MUBI UK film review: I, Olga
Review Overview
Cast
8Pace
6Detached direction
7David Farnor | On 19, Nov 2016
Directors: Petr Kazda, Tomas Weinreb
Cast: Michalina Olszanska
Certificate: 18
Watch I, Olga online in the UK: MUBI UK
In 1973, a 22 year old woman ran over eight people in the streets of Prague. She pleaded guilty. What drove her to such an act? What makes a real life murderer? That’s the question that I, Olga attempts to answer – and the result is compelling to watch.
Olga made clear her own views on the matter in her trial, which she seizes as a platform to shine a light on her cause: to get revenge on a horrible, cruel world. It might sound like an exaggerated or far-fetched claim, but I, Olga unpicks exactly where that desire to strike back at the world comes from.
Telling her life chronologically, we’re treated to a methodical account of the abuse that she faced. Shot in black-and-white by directors Petr Kazda, Tomas Weinreb, it’s unflinchingly blunt in its detail, downplaying everything to make it sickeningly realistic. Bullied at school, an outsider in society, she’s faced that victimhood from a young girl all the way through to adulthood. At the age of 13, she tried to commit suicide, only to be told by her mother that she didn’t have the willpower to do it.
Michalina Olszanska is extraordinary in the lead role, barely speaking for much of the runtime and when she does, speaking with a glowering, bleak intensity that is never overplayed. “People talk just to say something and believe that’s quite fine,” she observes at one point, cooly, while staring blankly at the world. That sentiment spreads into every department of the production: the script takes care never to sensationalise anything. There’s no music to speak of, few smiles, and even the monochrome visuals give this the feeling of a documentary more than a drama. It’s rare to find a period film where nostalgia is completely absent, or a horror movie where the shocks are so mundane; everything is as precise, careful and measured as its protagonist.
That makes for an occasionally frustrating watch, due to the movie’s steady, plodding pace and lack of overt engagement; the determinedly detached style dares us to sympathise with the young woman suffering this non-stop onslaught, but also forces us to take a step back.

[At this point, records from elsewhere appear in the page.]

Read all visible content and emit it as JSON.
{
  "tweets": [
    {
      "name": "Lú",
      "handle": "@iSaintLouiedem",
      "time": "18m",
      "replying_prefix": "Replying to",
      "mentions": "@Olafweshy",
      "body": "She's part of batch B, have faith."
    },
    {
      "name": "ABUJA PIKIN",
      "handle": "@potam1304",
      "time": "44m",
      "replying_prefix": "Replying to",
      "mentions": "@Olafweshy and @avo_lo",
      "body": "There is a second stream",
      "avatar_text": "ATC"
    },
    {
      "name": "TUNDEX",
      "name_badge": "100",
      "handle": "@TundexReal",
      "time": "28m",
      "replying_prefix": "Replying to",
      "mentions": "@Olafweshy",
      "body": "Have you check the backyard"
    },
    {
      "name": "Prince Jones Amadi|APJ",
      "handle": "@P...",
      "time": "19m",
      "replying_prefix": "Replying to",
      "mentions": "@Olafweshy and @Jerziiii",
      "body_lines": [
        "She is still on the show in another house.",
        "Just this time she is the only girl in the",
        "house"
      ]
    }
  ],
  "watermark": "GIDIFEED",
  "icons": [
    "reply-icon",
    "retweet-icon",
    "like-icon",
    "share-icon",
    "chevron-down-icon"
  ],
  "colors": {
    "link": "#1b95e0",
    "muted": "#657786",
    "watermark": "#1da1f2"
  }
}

On the one hand, that makes for a tasteful movie – the silence in Olga’s home suggests all kinds of unseen, unsettling mistreatment – but compared to the recent, similar drama Christine, starring Rebecca Hall, which was more successful at fleshing out its central subject, particularly in terms of her romantic life, you almost wish there was some speculation at play.
Olszanska, though, is what keeps you hooked; she channels that relentless, vaguely repetitive approach into the harsh, unchanging nature of Olga’s experience, both as a child and an adult. By the time we’ve see her multiple homicide – presented as matter-of-factly as everything else – and she’s justifying it in court, you can almost appreciate where she’s coming from; this is a calculated, chilling study of the consequences of abuse that subtly pushes you into the mind-space of a killer. Is Olga schizophrenic or simply implementing her own sociopathic logic? The fact that you’re even asking yourself that question just makes it all the more unsettling.
I, Olga is not currently avvailable online.